Continuous observation and iterative approach are critical when applying performance fixes for non-trivial Rails apps. Before adding load_async
to any of the queries, you should double-check if speeding it up and paying the price of additional database connections is potentially worth it.
Miscellaneous
Async eager loading for relations
N+1 queries are the top performance killer for Rails applications. Most of the time, they can be easily avoided by using so-called eager loading. I wrote about it in more detail in my other blog post.
Currently load_async
does not seem to support eager loaded queries. Running:
@users = User.slow.includes(:comment).load_async; sleep 2; @users
Produces:
ASYNC User Load (0.0ms) (db time 1003.1ms)
Comment Load (20.0ms)
So, relation seems to be loaded synchronously inside a main thread. But, anyway there would probably be little benefit for backgrounding eager loading queries because they are usually fetching data over well-indexed foreign keys. Right now a related PR appears to be on hold.

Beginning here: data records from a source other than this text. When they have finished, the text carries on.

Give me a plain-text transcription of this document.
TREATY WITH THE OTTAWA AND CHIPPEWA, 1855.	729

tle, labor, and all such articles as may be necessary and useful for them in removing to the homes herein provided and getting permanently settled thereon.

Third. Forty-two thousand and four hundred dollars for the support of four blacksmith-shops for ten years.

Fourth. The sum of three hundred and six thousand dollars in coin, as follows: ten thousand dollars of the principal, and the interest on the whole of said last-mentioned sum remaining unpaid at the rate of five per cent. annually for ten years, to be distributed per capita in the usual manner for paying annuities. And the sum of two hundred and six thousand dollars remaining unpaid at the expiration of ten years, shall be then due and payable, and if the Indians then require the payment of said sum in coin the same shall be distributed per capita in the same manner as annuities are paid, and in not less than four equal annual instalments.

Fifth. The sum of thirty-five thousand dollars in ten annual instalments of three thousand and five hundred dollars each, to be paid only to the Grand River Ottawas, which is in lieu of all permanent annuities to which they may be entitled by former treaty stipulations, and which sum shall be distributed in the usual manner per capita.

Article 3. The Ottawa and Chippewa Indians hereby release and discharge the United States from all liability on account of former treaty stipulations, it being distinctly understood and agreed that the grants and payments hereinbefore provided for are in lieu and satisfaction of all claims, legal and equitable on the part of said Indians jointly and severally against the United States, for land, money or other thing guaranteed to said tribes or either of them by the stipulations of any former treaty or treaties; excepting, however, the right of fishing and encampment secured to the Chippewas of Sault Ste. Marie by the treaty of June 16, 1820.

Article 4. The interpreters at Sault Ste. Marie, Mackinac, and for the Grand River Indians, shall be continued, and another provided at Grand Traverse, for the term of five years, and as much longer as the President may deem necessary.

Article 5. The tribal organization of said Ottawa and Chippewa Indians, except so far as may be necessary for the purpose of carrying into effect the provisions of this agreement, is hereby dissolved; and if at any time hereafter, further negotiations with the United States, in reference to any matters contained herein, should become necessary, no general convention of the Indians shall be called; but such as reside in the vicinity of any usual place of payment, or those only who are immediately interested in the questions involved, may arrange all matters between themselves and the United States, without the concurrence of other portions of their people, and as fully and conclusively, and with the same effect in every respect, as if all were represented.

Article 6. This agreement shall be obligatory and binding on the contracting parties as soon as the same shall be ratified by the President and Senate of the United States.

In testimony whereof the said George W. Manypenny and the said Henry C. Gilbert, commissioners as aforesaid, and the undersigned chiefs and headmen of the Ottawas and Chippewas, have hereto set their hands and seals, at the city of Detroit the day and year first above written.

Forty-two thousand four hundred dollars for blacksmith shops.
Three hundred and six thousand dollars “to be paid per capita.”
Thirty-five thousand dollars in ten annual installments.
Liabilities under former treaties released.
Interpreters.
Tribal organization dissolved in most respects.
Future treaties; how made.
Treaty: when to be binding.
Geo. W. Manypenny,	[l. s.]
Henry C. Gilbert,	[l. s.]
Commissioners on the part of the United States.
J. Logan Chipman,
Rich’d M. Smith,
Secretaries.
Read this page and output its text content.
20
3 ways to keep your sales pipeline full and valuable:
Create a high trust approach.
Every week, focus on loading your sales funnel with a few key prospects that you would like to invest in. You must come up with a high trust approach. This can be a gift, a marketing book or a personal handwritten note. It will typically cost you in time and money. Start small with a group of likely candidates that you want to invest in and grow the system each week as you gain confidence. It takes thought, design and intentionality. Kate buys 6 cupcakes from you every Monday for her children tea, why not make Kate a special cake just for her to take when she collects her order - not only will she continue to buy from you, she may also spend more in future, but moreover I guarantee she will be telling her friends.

Asynchronous SQL inside a transaction
If you try to run an async query inside a transaction, it would fallback to synchronous execution:
ActiveRecord::Base.transaction do
@users = User.slow.load_async; sleep 2; @users
end
Produces:
TRANSACTION (2.1ms) BEGIN
User Load (2005.3ms) ...
TRANSACTION (2.7ms) COMMIT
You have to remember that the infamous ActiveRecord callback methods (excluding after_commit
) are always implicitly wrapped in a database transaction. It means that asynchronous queries would never work there.

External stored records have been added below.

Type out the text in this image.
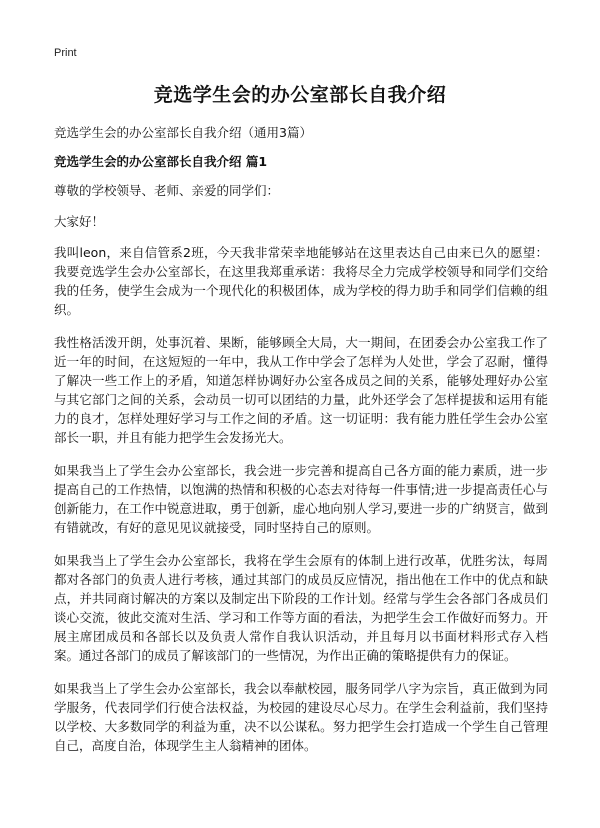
Print
竞选学生会的办公室部长自我介绍
竞选学生会的办公室部长自我介绍（通用3篇）
竞选学生会的办公室部长自我介绍 篇1
尊敬的学校领导、老师、亲爱的同学们：
大家好！

我叫leon，来自信管系2班，今天我非常荣幸地能够站在这里表达自己由来已久的愿望：我要竞选学生会办公室部长，在这里我郑重承诺：我将尽全力完成学校领导和同学们交给我的任务，使学生会成为一个现代化的积极团体，成为学校的得力助手和同学们信赖的组织。

我性格活泼开朗，处事沉着、果断，能够顾全大局，大一期间，在团委会办公室我工作了近一年的时间，在这短短的一年中，我从工作中学会了怎样为人处世，学会了忍耐，懂得了解决一些工作上的矛盾，知道怎样协调好办公室各成员之间的关系，能够处理好办公室与其它部门之间的关系，会动员一切可以团结的力量，此外还学会了怎样提拔和运用有能力的良才，怎样处理好学习与工作之间的矛盾。这一切证明：我有能力胜任学生会办公室部长一职，并且有能力把学生会发扬光大。

如果我当上了学生会办公室部长，我会进一步完善和提高自己各方面的能力素质，进一步提高自己的工作热情，以饱满的热情和积极的心态去对待每一件事情;进一步提高责任心与创新能力，在工作中锐意进取，勇于创新，虚心地向别人学习,要进一步的广纳贤言，做到有错就改，有好的意见见议就接受，同时坚持自己的原则。

如果我当上了学生会办公室部长，我将在学生会原有的体制上进行改革，优胜劣汰，每周都对各部门的负责人进行考核，通过其部门的成员反应情况，指出他在工作中的优点和缺点，并共同商讨解决的方案以及制定出下阶段的工作计划。经常与学生会各部门各成员们谈心交流，彼此交流对生活、学习和工作等方面的看法，为把学生会工作做好而努力。开展主席团成员和各部长以及负责人常作自我认识活动，并且每月以书面材料形式存入档案。通过各部门的成员了解该部门的一些情况，为作出正确的策略提供有力的保证。

如果我当上了学生会办公室部长，我会以奉献校园，服务同学八字为宗旨，真正做到为同学服务，代表同学们行使合法权益，为校园的建设尽心尽力。在学生会利益前，我们坚持以学校、大多数同学的利益为重，决不以公谋私。努力把学生会打造成一个学生自己管理自己，高度自治，体现学生主人翁精神的团体。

Another non-obvious context where all the calls are wrapped in a transaction is a Rails console sandbox
mode. Running:
rails console --sandbox
Spawns a new console process, and all the database changes are rolled back on exit. So, you have to remember that it’s impossible to test load_async
inside a sandbox mode.
Summary
Before Rails 7, it was possible to wrap SQL calls into an asynchronous thread and add parallelism to database interactions. But, DIY solutions were a highly probable source of sneaky bugs. The new built-it way for scheduling async queries comes with additional thread-safety and data consistency guarantees. I believe that if used with care, load_async
has the potential to significantly improve many typical performance bottleneck scenarios.
I did try to do in-depth enough research on how the load_async
API works and include all the relevant info. But, given its newness and complexity, I’m sure new interesting facts start popping up once it becomes more widely adopted in production environments. I’m planning to keep this guide up to date, so please let me know if you find that some info is missing or inaccurate.